Encryption Law And Your Server

Hayden Smith examines the effects that any actual legislation based around the UK Prime Ministers recent comments on encryption could have if they became law.

This week the UK Prime Minister, David Cameron, suggested a plan for banning the use of encryption in the UK.  There seems to be no actual legislation occurring behind this, but if there was the main objective would be to prevent anyone using encryption that doesn’t have a backdoor in it to allow the government to decrypt the communications themselves without having to ask the creator for the encryption keys.
At the moment the state can demand any encryption keys to decrypt data someone may have, and by law it is an offence not to divulge that key.  This new plan goes a step further, requiring that any encryption used can be broken by a third party.
If you run a server in the UK, then – if this law comes into force – you are going to find yourself affected by this change.
Firstly, let’s look at how you would configure your server.  Tools such as SSH for Linux and Remote Desktop for Windows both use encrypted communications, so they would be illegal.  So a return of Telnet for server configuration would occur, allowing easily bugged plain text configuration.
With regard to logins, password storage would have to change.  Passwords are generally stored using a type of encryption called ‘hashing’, and is not reversible.  As such, hashing algorithms would be banned and passwords would need to be stored in legible plain text.  The same would go for any previously hashed details such as software passwords and banking details.

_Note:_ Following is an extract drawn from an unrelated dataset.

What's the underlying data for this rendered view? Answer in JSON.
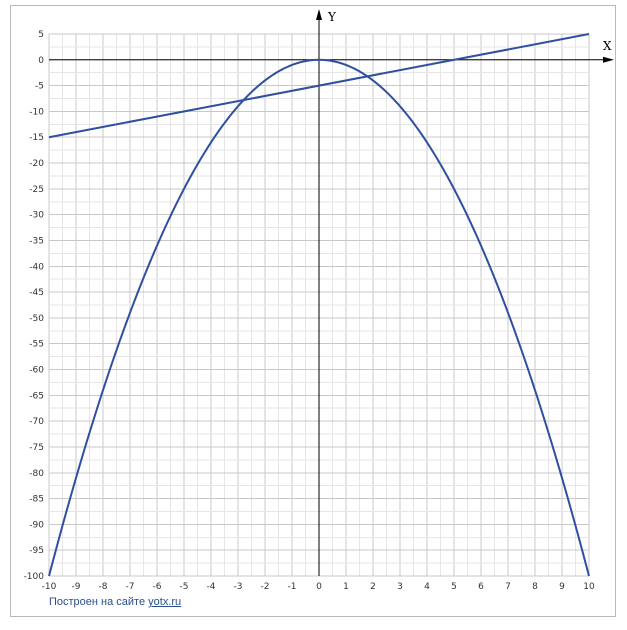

Which leads us nicely on to ecommerce in the UK.  The Payment Card Industry Data Security Standard (PCI DSS) is a set of rules outlining how businesses can handle debit and credit card data.  ey things in this standard are that card data needs to be encrypted and stored securely, and that all data transmissions should be securely encrypted.  The law change in banning all client-to-server encrypted traffic would mean there would be no way for card details to be transmitted to the server securely, and thus for any UK server to accept card data and be allowed to use it by the major card providers such as Visa, Mastercard, American Express and so on.  A solution there would be for a UK-only debit/credit card scheme to be devised that wouldn’t require the security standards of the PCI DSS and happily treat people’s financial data insecurely, if people could be persuaded to accept that..
Finally, the actual targets of the legislation proposal: secure communications.  Tools like PGP for encrypting email would be illegal.  Most instant chat services would be banned or would need to fall back to plain text communication only.  Also, Virtual Private Networks as they stand would be automatically illegal.
An olive branch could be extended in the form of government-approved encryption protocols.  However, the requirement for them to be decrypted by government – which would require some form of master key – would render any secure communications as insecure as plain text.  Rather than an attacker needing to figure out each person’s unique key, they have the simple non-moving target of the government’s own secure key.  Similar to Tolkein’s “one ring”, the one key that the government holds would give the holder immense power and would be a major target for the computing power of criminals and hackers to decrypt all of the UK’s traffic.
Either way, through insecure encryption or plain text communications, it would mean a large change for server owners in the UK.